Oral presentation | Open | Published:
An assessment of Good Participatory Practice Guidelines at HIV prevention research clinical centers in Eastern and Southern Africa
Retrovirologyvolume 9, Article number: O25 (2012)
Compliance with ethical, regulatory, and scientific guidelines does not always guarantee consideration of external stakeholders’ concerns in research. In 2007, UNAIDS and AVAC: Global Advocacy for HIV Prevention developed the Good Participatory Practice (GPP) Guidelines to ensure community and stakeholder engagement in biomedical HIV prevention research. In 2010-2011, the International AIDS Vaccine Initiative (IAVI) and AVAC conducted the first comprehensive evaluation of perceptions, practices and recommendations for improvement of participatory practice at eight IAVI-sponsored research centers (RCs) in Eastern and Southern Africa.

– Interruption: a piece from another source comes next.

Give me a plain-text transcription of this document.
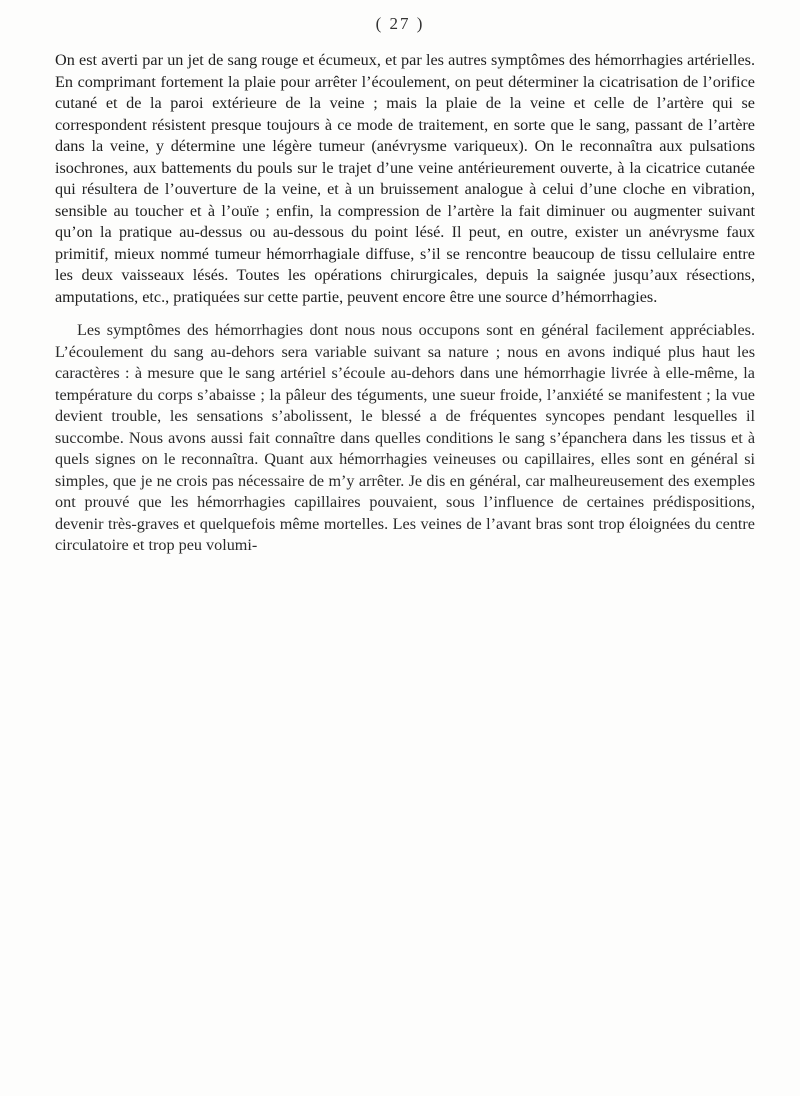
( 27 )

On est averti par un jet de sang rouge et écumeux, et par les autres symptômes des hémorrhagies artérielles. En comprimant fortement la plaie pour arrêter l’écoulement, on peut déterminer la cicatrisation de l’orifice cutané et de la paroi extérieure de la veine ; mais la plaie de la veine et celle de l’artère qui se correspondent résistent presque toujours à ce mode de traitement, en sorte que le sang, passant de l’artère dans la veine, y détermine une légère tumeur (anévrysme variqueux). On le reconnaîtra aux pulsations isochrones, aux battements du pouls sur le trajet d’une veine antérieurement ouverte, à la cicatrice cutanée qui résultera de l’ouverture de la veine, et à un bruissement analogue à celui d’une cloche en vibration, sensible au toucher et à l’ouïe ; enfin, la compression de l’artère la fait diminuer ou augmenter suivant qu’on la pratique au-dessus ou au-dessous du point lésé. Il peut, en outre, exister un anévrysme faux primitif, mieux nommé tumeur hémorrhagiale diffuse, s’il se rencontre beaucoup de tissu cellulaire entre les deux vaisseaux lésés. Toutes les opérations chirurgicales, depuis la saignée jusqu’aux résections, amputations, etc., pratiquées sur cette partie, peuvent encore être une source d’hémorrhagies.

Les symptômes des hémorrhagies dont nous nous occupons sont en général facilement appréciables. L’écoulement du sang au-dehors sera variable suivant sa nature ; nous en avons indiqué plus haut les caractères : à mesure que le sang artériel s’écoule au-dehors dans une hémorrhagie livrée à elle-même, la température du corps s’abaisse ; la pâleur des téguments, une sueur froide, l’anxiété se manifestent ; la vue devient trouble, les sensations s’abolissent, le blessé a de fréquentes syncopes pendant lesquelles il succombe. Nous avons aussi fait connaître dans quelles conditions le sang s’épanchera dans les tissus et à quels signes on le reconnaîtra. Quant aux hémorrhagies veineuses ou capillaires, elles sont en général si simples, que je ne crois pas nécessaire de m’y arrêter. Je dis en général, car malheureusement des exemples ont prouvé que les hémorrhagies capillaires pouvaient, sous l’influence de certaines prédispositions, devenir très-graves et quelquefois même mortelles. Les veines de l’avant bras sont trop éloignées du centre circulatoire et trop peu volumi-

A total of 234 pre- and post-workshop questionnaires, 20 focus group discussions (FGD), and nine interviews with research staff, community advisory board members and other stakeholders were administered by AVAC staff primarily, to eliminate potential bias. STATA11 and ATLAS.ti were used to analyze the quantitative and qualitative data respectively.
Quantitative analysis showed a high level of baseline support regarding the relevance of 11 of 16 GPP focus areas. Lower relevance was placed at baseline on engagement in: protocol development, standards of HIV prevention, policies on non-HIV related harms, and trial accrual and follow-up. Support increased for all 16 GPP areas post-workshop with statistical significance levels varying between p<0.05 – p<0.01. Preliminary findings from qualitative data revealed that stakeholder engagement in formative research, advisory mechanisms, and informed consent processes were considered effective at most RCs. Areas of needed improvement included communication and transparency of stakeholder engagement activities, formalized documentation of GPP practices, and funding for GPP activities at RCs.
Findings suggest that evaluation workshops significantly increased RC buy-in of GPP relevance to research. Some GPP areas may require more emphasis than others in future evaluations and technical assistance. On-site participatory GPP evaluations were highly effective in identifying strengths and gaps, increasing ownership, and facilitating ease of GPP implementation for research centers.